The sitemap.xml file follows the Sitemaps XML format, helping search engine crawlers index your site more efficiently. We use next-sitemap for generating both the sitemap and robots.txt files.

  1. Configuration File Location

    • The sitemap configuration file is located in the root directory at /next-sitemap.config.js. Here's the revised markdown:
  2. Key Configuration Options

  • siteUrl: Set this to the base URL of your website.

    • Set the environment variable NEXT_PUBLIC_SITE_URL to the base URL of your website.
    • Using an environment variable allows for easier configuration across different environments.
    • Ensure that all URLs in your sitemap align with the final destination after any redirects (e.g., with or without 'www'). This alignment helps Google and other search engines properly crawl and index your site.
  • generateRobotsTxt: Set to true to generate the robots.txt file. The default value is true.

  • sitemapSize: Currently set to 5000. Adjust as needed.
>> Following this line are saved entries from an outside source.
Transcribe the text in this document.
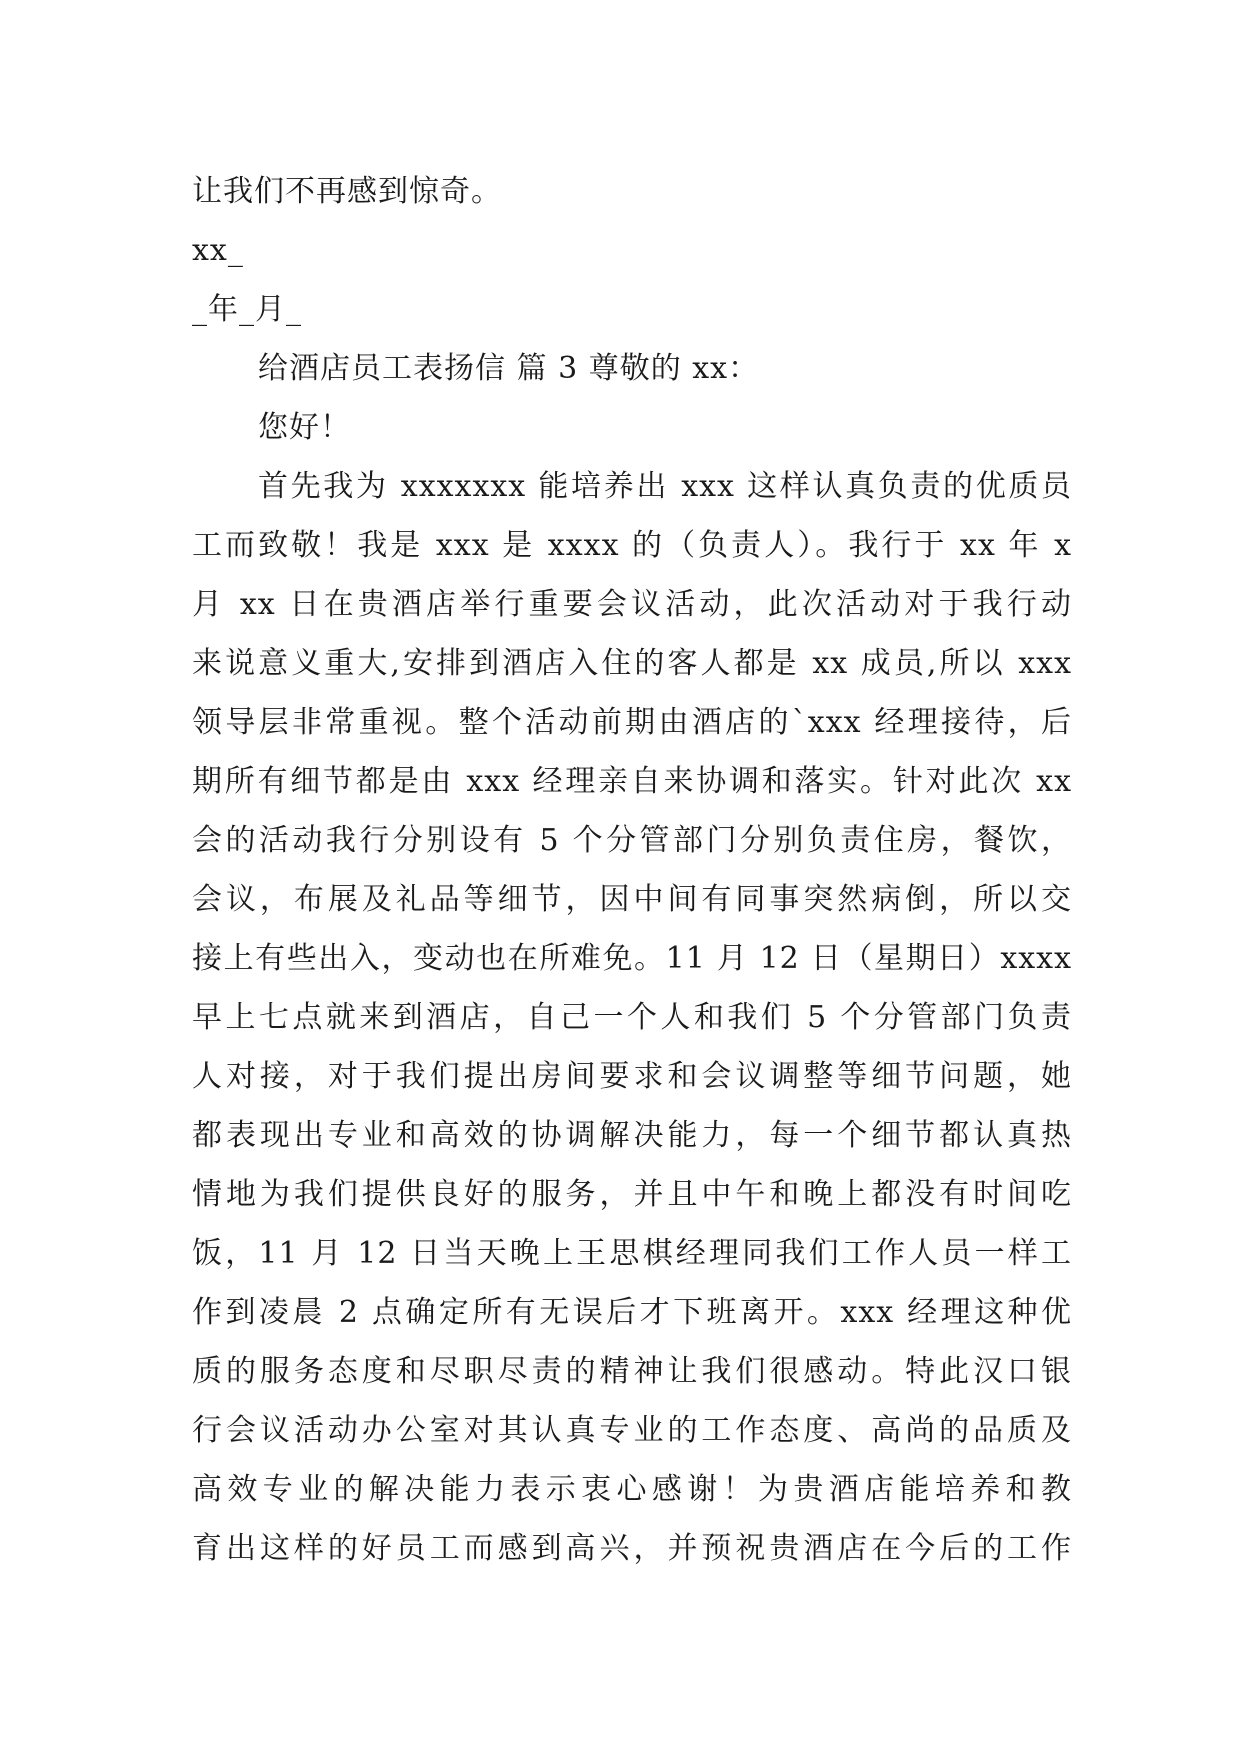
让我们不再感到惊奇。
xx_
_年_月_
给酒店员工表扬信 篇 3 尊敬的 xx：
您好！
首先我为 xxxxxxx 能培养出 xxx 这样认真负责的优质员
工而致敬！我是 xxx 是 xxxx 的（负责人）。我行于 xx 年 x
月 xx 日在贵酒店举行重要会议活动，此次活动对于我行动
来说意义重大,安排到酒店入住的客人都是 xx 成员,所以 xxx
领导层非常重视。整个活动前期由酒店的`xxx 经理接待，后
期所有细节都是由 xxx 经理亲自来协调和落实。针对此次 xx
会的活动我行分别设有 5 个分管部门分别负责住房，餐饮，
会议，布展及礼品等细节，因中间有同事突然病倒，所以交
接上有些出入，变动也在所难免。11 月 12 日（星期日）xxxx
早上七点就来到酒店，自己一个人和我们 5 个分管部门负责
人对接，对于我们提出房间要求和会议调整等细节问题，她
都表现出专业和高效的协调解决能力，每一个细节都认真热
情地为我们提供良好的服务，并且中午和晚上都没有时间吃
饭，11 月 12 日当天晚上王思棋经理同我们工作人员一样工
作到凌晨 2 点确定所有无误后才下班离开。xxx 经理这种优
质的服务态度和尽职尽责的精神让我们很感动。特此汉口银
行会议活动办公室对其认真专业的工作态度、高尚的品质及
高效专业的解决能力表示衷心感谢！为贵酒店能培养和教
育出这样的好员工而感到高兴，并预祝贵酒店在今后的工作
    • When the number of URLs exceeds this limit, next-sitemap will create additional sitemap files (e.g., sitemap-0.xml, sitemap-1.xml) and an index file (sitemap.xml).
  • exclude: An array of relative paths to exclude from the sitemap.

  1. Exclude Array
    • Private Pages:

      exclude: [
          "/private", 
          "/private/**",
      ],
      • Adjust the route names if your private pages path differ.
    • Login Pages:

      exclude: [
          "/login",
          "/login/*", 
      ],
      • Adjust the route names if your login pages path differ.
    • SEO-related Files:

      exclude: [
          "/manifest.webmanifest",
          "**/apple-icon.*",
          "**/icon.*",
          "**/twitter-image.*",
          "**/opengraph-image.*",
      ],

robots.txt Configuration

The robots.txt file tells search engine crawlers which URLs they can access on your site.

  • Generation: Set generateRobotsTxt to true in the configuration file. Default value is true so no manual changes are typically necessary.
  • Location: Automatically generated in the root of the public directory.

By following these configuration steps, you'll ensure that search engines can effectively crawl and index your site, potentially improving your search engine visibility and rankings.